Sales, former host of 7.30, said she thought her job presenting ABC TV’s weekly documentary series Australian Story would be safe
‘So, I just accept the reality that things are different now, and we have to keep adapting and evolving and changing if we want to remain relevant to the audience. So while it’s always sad to see things change – and change is always hard – it’s change or death basically in the media landscape.’
Sales said she thinks her job will be unaffected by the sweeping changes at the ABC.
‘I think it (my role) will stay the same, but you just never know,’ she said.
‘I haven’t heard any different.’
Sales was earning $280,400 a year back in 2017 and her salary may well have grown since then.
Sales was nominated today for a Gold Logie for her time helming 7.30, which is now hosted by Sarah Ferguson.
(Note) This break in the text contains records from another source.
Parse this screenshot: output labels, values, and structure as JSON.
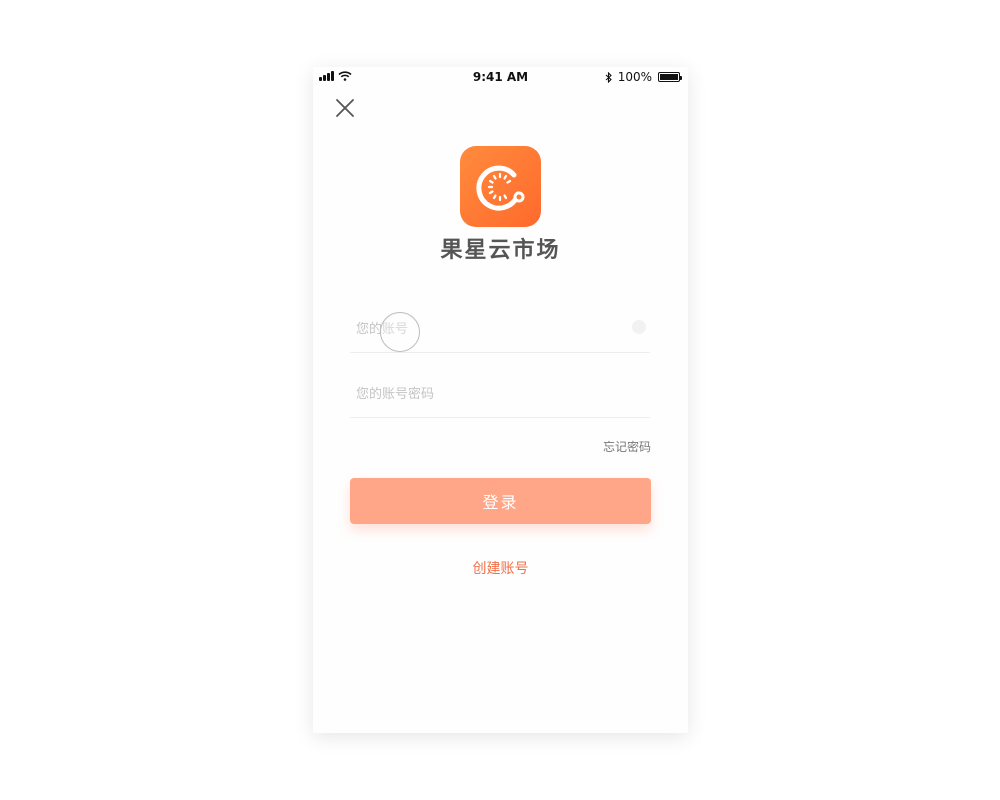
{
  "status_bar": {
    "time": "9:41 AM",
    "battery_text": "100%",
    "battery_level": 1.0,
    "icons": [
      "signal-icon",
      "wifi-icon",
      "bluetooth-icon",
      "battery-icon"
    ]
  },
  "header": {
    "close_icon": "close-icon"
  },
  "app": {
    "logo_icon": "app-logo-icon",
    "name": "果星云市场",
    "brand_color": "#ff6f2e"
  },
  "form": {
    "account_placeholder": "您的账号",
    "account_value": "",
    "password_placeholder": "您的账号密码",
    "password_value": "",
    "forgot_label": "忘记密码",
    "login_label": "登录",
    "create_label": "创建账号"
  },
  "colors": {
    "login_button": "#ffa688",
    "create_link": "#f07048",
    "text_muted": "#777777"
  }
}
The large-scale redundancies come a few months after Laura Tingle was voted in as the staff-elected director of the ABC’s board.
Tingle, 7.30’s chief political correspondent, campaigned on providing staff with a stronger independent voice.
7.30’s chief political correspondent Laura Tingle (pictured) and around two dozen other journalists will retain their jobs in the ABC’s Canberra bureau
‘The job of the board is to scrutinise decisions management are taking which affect both the corporation as a whole but also, obviously, the staff,’ said Tingle when she announced her candidacy.
It is understood Tingle and around two dozen political reporters will retrain their roles in the Canberra bureau, including other senior journalists such as David Speers, Greg Jennett and Nour Haydar.
Tingle has not yet spoken publicly about the redundancies.
Last week, Probyn said he struggled to see the rationale behind removing the role of political editor.
‘I struggle to understand the direction the ABC is going in that it could consider the role of political editor not needed,’ he told the Australian Financial Review.
ABC managing director David Anderson said the national broadcaster needs to focus more on digital to better serve its audiences.
‘The ABC will enhance its primary digital products, ABC News, ABC iview and ABC listen, to provide a seamless, personalised service that enables audiences to more easily discover content that is relevant to them,’ he said two weeks ago while unveiling the ABC’s new five-year plan.
However, there have been reports that Probyn was sacked because of disputes with bosses over a beer fridge and coverage of Lidia Thorpe’s bikie ex-boyfriend.
Other changes at the ABC will see state news bulletins on Sunday night being replaced with one national bulletin.
The organisation’s two most senior arts journalists will also be made redundant.